For economists, jobs are commodities, governed by supply and demand. When the supply is up, the lesser demand should drive down prices. That, in turn, should lead to greater demand. Wages are down, indeed, if you consider the growing numbers of those who are overworked and underemployed, working part-time, when they want full-time jobs. Still, employment doesn’t go up significantly.
When reporters speak to small business owners, they get a more realistic appreciation of why the growth in jobs is so glacial.
The Wall Street Journal interviewed Brian Feeney in Arkansas about his small manufacturing business. In 2011 he expanded capacity, automating “work once done manually, reducing by about a quarter the number of employees needed. . . . Now, guardedly optimistic after two years of brisk demand, he is adding a second automated production line to support a fifth weekly shift, creating seven production jobs.”
You can hear the fear in his voice when he explains why he waited too long to expand: “It’s that beaten-dog mentality,” said Mr. Feeney. “We were thinking, ‘this is too good to be true.'”
According to The Journal, he is not alone: “Companies large and small have balked at hiring and expanding since the financial crisis, fearing the halting recovery would falter.” Macy’s Inc. said it will invest in online operations and build new stores, laying off 2,500 workers but keeping overall employment flat in the process.
Xerox decided to expand an existing plant rather than build a new one: “the two other locations it considered, including one in Europe, would have required more hiring and training. “Those sites would have created more jobs,” said its Senior Vice President. But, he added: “That’s more operating expense.” According to The Journal, “Other companies are meeting demand without hiring or building at all.” (See, “Why Hiring Lags Behind Even as U.S. Factories Hum.”)
Looking back on his reluctance to hire, Mr.

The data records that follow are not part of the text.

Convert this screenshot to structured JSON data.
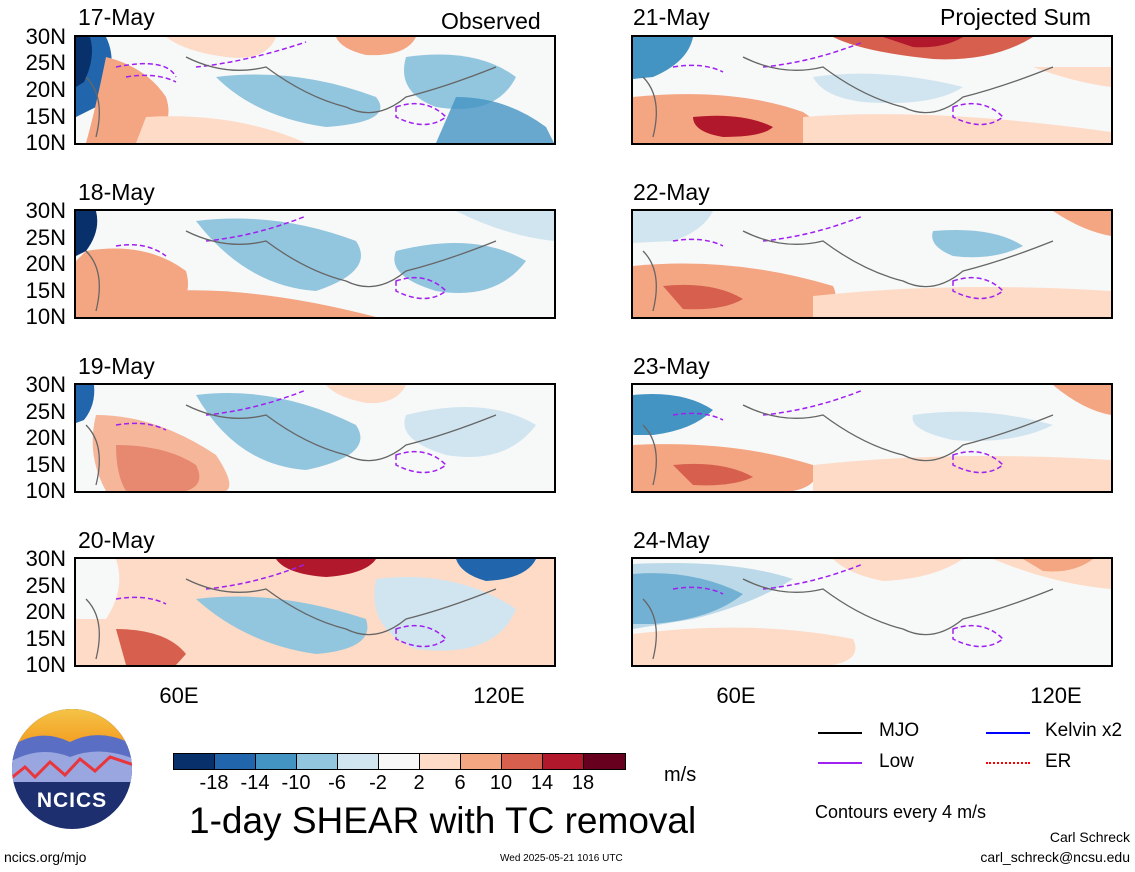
{
  "header": {
    "observed_label": "Observed",
    "projected_label": "Projected Sum"
  },
  "panels": {
    "left": [
      "17-May",
      "18-May",
      "19-May",
      "20-May"
    ],
    "right": [
      "21-May",
      "22-May",
      "23-May",
      "24-May"
    ]
  },
  "lat_labels": [
    "30N",
    "25N",
    "20N",
    "15N",
    "10N"
  ],
  "lon_labels": [
    "60E",
    "120E"
  ],
  "colorbar": {
    "colors": [
      "#08306b",
      "#2166ac",
      "#4393c3",
      "#92c5de",
      "#d1e5f0",
      "#f7f7f7",
      "#fddbc7",
      "#f4a582",
      "#d6604d",
      "#b2182b",
      "#67001f"
    ],
    "labels": [
      "-18",
      "-14",
      "-10",
      "-6",
      "-2",
      "2",
      "6",
      "10",
      "14",
      "18"
    ],
    "unit": "m/s"
  },
  "legend": {
    "items": [
      {
        "label": "MJO",
        "color": "#000000"
      },
      {
        "label": "Kelvin x2",
        "color": "#0000ff"
      },
      {
        "label": "Low",
        "color": "#a020f0"
      },
      {
        "label": "ER",
        "color": "#ff0000"
      }
    ],
    "contours_note": "Contours every 4 m/s"
  },
  "footer": {
    "title": "1-day SHEAR with TC removal",
    "logo_text": "NCICS",
    "url": "ncics.org/mjo",
    "timestamp": "Wed 2025-05-21 1016 UTC",
    "author": "Carl Schreck",
    "email": "carl_schreck@ncsu.edu"
  }
}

Feeney said: “If I was really smart, as soon as we got that first line running, I would have put the second one on order, and we would have been six months ahead of where we are.” But, clearly, he did not think it was “smart” to hire.

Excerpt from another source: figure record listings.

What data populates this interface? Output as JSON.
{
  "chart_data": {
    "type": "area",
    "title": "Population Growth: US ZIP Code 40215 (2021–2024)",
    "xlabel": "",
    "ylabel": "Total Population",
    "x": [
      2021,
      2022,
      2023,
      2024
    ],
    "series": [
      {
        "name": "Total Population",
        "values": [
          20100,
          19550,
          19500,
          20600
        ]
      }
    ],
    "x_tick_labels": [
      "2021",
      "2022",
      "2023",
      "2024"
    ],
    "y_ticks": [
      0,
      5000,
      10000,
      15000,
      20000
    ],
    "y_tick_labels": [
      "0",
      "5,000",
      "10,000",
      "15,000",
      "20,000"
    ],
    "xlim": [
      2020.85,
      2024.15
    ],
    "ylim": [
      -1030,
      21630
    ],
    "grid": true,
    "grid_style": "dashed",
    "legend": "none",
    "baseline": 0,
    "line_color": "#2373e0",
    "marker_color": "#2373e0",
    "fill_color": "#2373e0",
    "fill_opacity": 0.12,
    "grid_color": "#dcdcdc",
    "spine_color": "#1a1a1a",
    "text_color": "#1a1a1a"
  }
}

That fear may have been irrational, and certainly it led to a delay in production and a significant loss of profits for the company. But it is widespread, and it translates into job avoidant behavior.
Businesses today do not want to hire workers if they can possibly avoid it, and for reasons not so hard to grasp. Not only do they have to pay wages, but benefits as well, and prepare to take on the additional costs of insurance, potential liability, lawsuits for discrimination, etc. Off-loading these problems – and costs – to others is preferable.
Steven Rattner, writing in The New York Times on he “myth” of the return on industrial production, notes: “we need to get real about the so-called [manufacturing] renaissance, which has in reality been a trickle of jobs, often dependent on huge public subsidies. Most important, in order to compete with China and other low-wage countries, these new jobs offer less in health care, pension and benefits than industrial workers historically received.” (See, “The Myth of Industrial Rebound.”)
Rattner is able to see and speak more freely about this, perhaps, because he is a businessman himself. We need jobs, to be sure, but businesses lack the motivation to create them. Theories and incentives won’t change that.